The Human Genome laboratory is focused on identifying and characterizing the molecular etiopathology of syndromic developmental disorders, such as Cornelia de Lange syndrome, Coffin-Siris syndrome, and Mosaic Variegated Aneuploidy syndrome. Toward this end, this laboratory has identified new disease genes and investigated the perturbed pathways in these diseases.
The lab is also interested in understanding the role of genomic instability and associated gene expression changes during cancer development. To this aim, we study models of human tumorigenesis and relevant mouse models with a variety of genomic technologies, including comparative genomic hybridization, gene expression profiling, quantitative real-time PCR and proteomic methodologies.
The Human Genome laboratory has a strong commitment to translate their basic research findings to improve early cancer detection, prognostication, and treatment.

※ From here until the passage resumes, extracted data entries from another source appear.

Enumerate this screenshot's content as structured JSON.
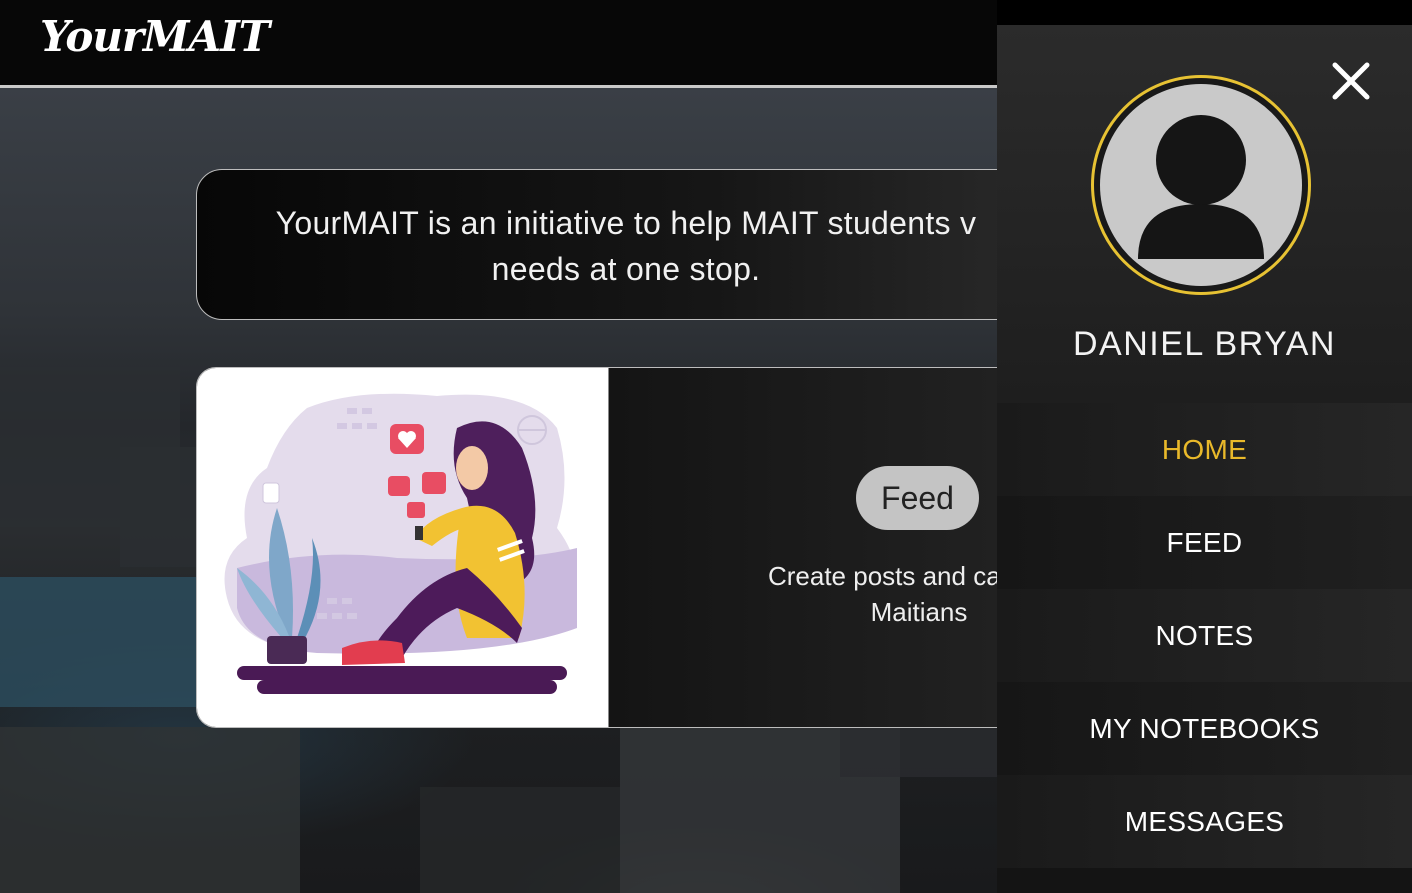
{
  "app": {
    "logo": "YourMAIT"
  },
  "intro": {
    "text_line1": "YourMAIT is an initiative to help MAIT students v",
    "text_line2": "needs at one stop."
  },
  "feature_card": {
    "button_label": "Feed",
    "description_line1": "Create posts and catch lat",
    "description_line2": "Maitians",
    "illustration": "girl-with-phone-illustration"
  },
  "drawer": {
    "user_name": "DANIEL BRYAN",
    "close_icon": "close-icon",
    "avatar_icon": "user-avatar-icon",
    "accent_color": "#e7c233",
    "nav": [
      {
        "label": "HOME",
        "active": true
      },
      {
        "label": "FEED",
        "active": false
      },
      {
        "label": "NOTES",
        "active": false
      },
      {
        "label": "MY NOTEBOOKS",
        "active": false
      },
      {
        "label": "MESSAGES",
        "active": false
      }
    ]
  },
  "colors": {
    "topbar": "#070707",
    "active_nav": "#e9b92a",
    "feed_button": "#c4c4c4"
  }
}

We aim to explore phenotypic and molecular overlaps of various rare neurodevelopmental syndromes associated with abnormal cohesin activity and chromatin dynamics. Our specific goals are:
a) to advance basic and clinical research in disorders with disturbed chromatin dynamics;
b) to provide information and research results to families and professionals on these rare diseases to improve care and management of patients.
The main objective is to gain further insight into the role of the cohesin pathway in genome stability maintenance and cancer development. Specific aims are:
a) To investigate the effects of the down-regulation of SMC1A gene as therapeutic target against colon cancer development in in vivo;
b) To establish an interactome atlas of cohesin in human cancer cells;
c) To study the role of the cohesin pathway in genome instability, beyond that of cohesion.